This popular game has an enormous game tree on the order of 10 535 nodes, i.e., 10 175 times larger than that of Go. Stratego is one of the few iconic board games that Artificial Intelligence (AI) has not yet mastered.


from scratch, up to a human expert level. “We also hope R-NaD can help unlock new applications of AI in domains that feature a large number of human or AI participants with different goals that might not have information about the intention of others or what’s occurring in their environment,” DeepMind’s researchers detailed.We introduce DeepNash, an autonomous agent capable of learning to play the imperfect information game Stratego 3 3 3 Stratego is a trademark of Jumbo Diset Group, and is used in this publication for information purposes only.
Stratego game play series#
This means creating initial deployments varied enough to prevent its opponent spotting patterns over a series of games.”ĭeepMind believes that the AI techniques it developed to build DeepNash could be applied to other tasks besides playing “Stratego.” According to the Alphabet unit, the AI system’s ability to develop an optimal course of action in complex situations could potentially be applied in fields such as traffic management. “DeepNash developed an unpredictable strategy. “To achieve these results, DeepNash demonstrated some remarkable behaviours both during its initial piece-deployment phase and in the gameplay phase,” DeepMind researchers detailed in a blog post. In another evaluation, DeepNash played an online version of “Stratego” and achieved a win rate of 84% against expert human players.
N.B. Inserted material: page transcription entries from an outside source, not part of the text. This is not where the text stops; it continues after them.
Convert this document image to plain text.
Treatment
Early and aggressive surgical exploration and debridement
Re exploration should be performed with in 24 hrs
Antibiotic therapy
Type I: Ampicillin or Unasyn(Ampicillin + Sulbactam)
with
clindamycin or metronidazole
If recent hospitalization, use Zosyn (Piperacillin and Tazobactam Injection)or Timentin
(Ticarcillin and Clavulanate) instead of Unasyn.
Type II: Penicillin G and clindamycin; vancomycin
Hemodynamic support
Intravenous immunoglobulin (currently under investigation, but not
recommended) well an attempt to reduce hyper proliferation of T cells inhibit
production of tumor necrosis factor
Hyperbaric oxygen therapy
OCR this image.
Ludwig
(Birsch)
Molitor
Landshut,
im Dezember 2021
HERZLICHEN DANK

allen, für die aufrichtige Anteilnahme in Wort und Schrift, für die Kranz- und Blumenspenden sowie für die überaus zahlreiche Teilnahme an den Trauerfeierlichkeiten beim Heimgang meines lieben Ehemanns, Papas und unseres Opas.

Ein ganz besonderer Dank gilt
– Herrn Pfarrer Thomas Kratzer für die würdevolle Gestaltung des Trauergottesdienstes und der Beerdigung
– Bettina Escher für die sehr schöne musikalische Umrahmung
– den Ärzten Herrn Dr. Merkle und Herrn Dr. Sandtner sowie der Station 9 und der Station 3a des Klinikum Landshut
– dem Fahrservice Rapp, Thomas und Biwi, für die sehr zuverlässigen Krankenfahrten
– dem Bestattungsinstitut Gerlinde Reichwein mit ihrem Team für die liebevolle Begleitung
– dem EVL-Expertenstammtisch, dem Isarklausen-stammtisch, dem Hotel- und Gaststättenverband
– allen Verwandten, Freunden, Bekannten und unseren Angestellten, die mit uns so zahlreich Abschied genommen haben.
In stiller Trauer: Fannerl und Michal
To evaluate DeepNash’s performance, DeepMind had it play a series of matches against several earlier AI systems configured to play “Stratego.” DeepNash won more than 97% of the matches, according to the Alphabet unit. In such a situation, both players make the optimal combination of game moves during the match.īy studying what would happen if its opponent would make the optimal combination of moves, DeepNash can develop an action plan that maximizes its chance of winning. A Nash equilibrium is a situation where each “Stratego” player uses the game strategy that has the highest chance of defeating the other player’s strategy. That method forms the basis of the DeepNash system DeepMind detailed this week.Īccording to DeepMind, DeepNash develops a plan for winning “Stratego” matches by simulating a so-called Nash equilibrium. To address that limitation, DeepMind’s researchers developed a new AI method dubbed R-NaD that draws on the mathematical field of game theory. Chess has a game tree complexity number of 10 to the power of 123, while in “Stratego,” that number increases to 10 to the power of 535.Īccording to DeepMind, traditional methods of teaching AI systems to play board games can’t be applied well to “Stratego” because of its complexity.

The number of potential tactics that players can use in a board game is measured with a metric known as the game tree complexity number. This dynamic makes playing the game difficult for AI systems.Īnother source of complexity is that there are more possibilities to consider than in chess. A player might know that the other player has placed a game piece on a certain section of the board, but not which specific game piece was placed there. In “Stratego,” each player has only limited information about the other player’s game pieces. But there are a number of differences between the two games that make “Stratego” more complicated than chess. Players receive a collection of game pieces that, like chess pieces, are maneuvered around the board until one of the players wins. “Stratego” is a two-player board game that is similar to chess in certain respects. The Alphabet unit says that DeepNash achieved a win rate of more than 84% in matches against expert human players. Alphabet Inc.’s DeepMind unit has developed a new artificial intelligence system capable of playing “Stratego,” a board game considered more complex than chess and Go.ĭeepMind detailed the AI system, which it dubs DeepNash, on Thursday.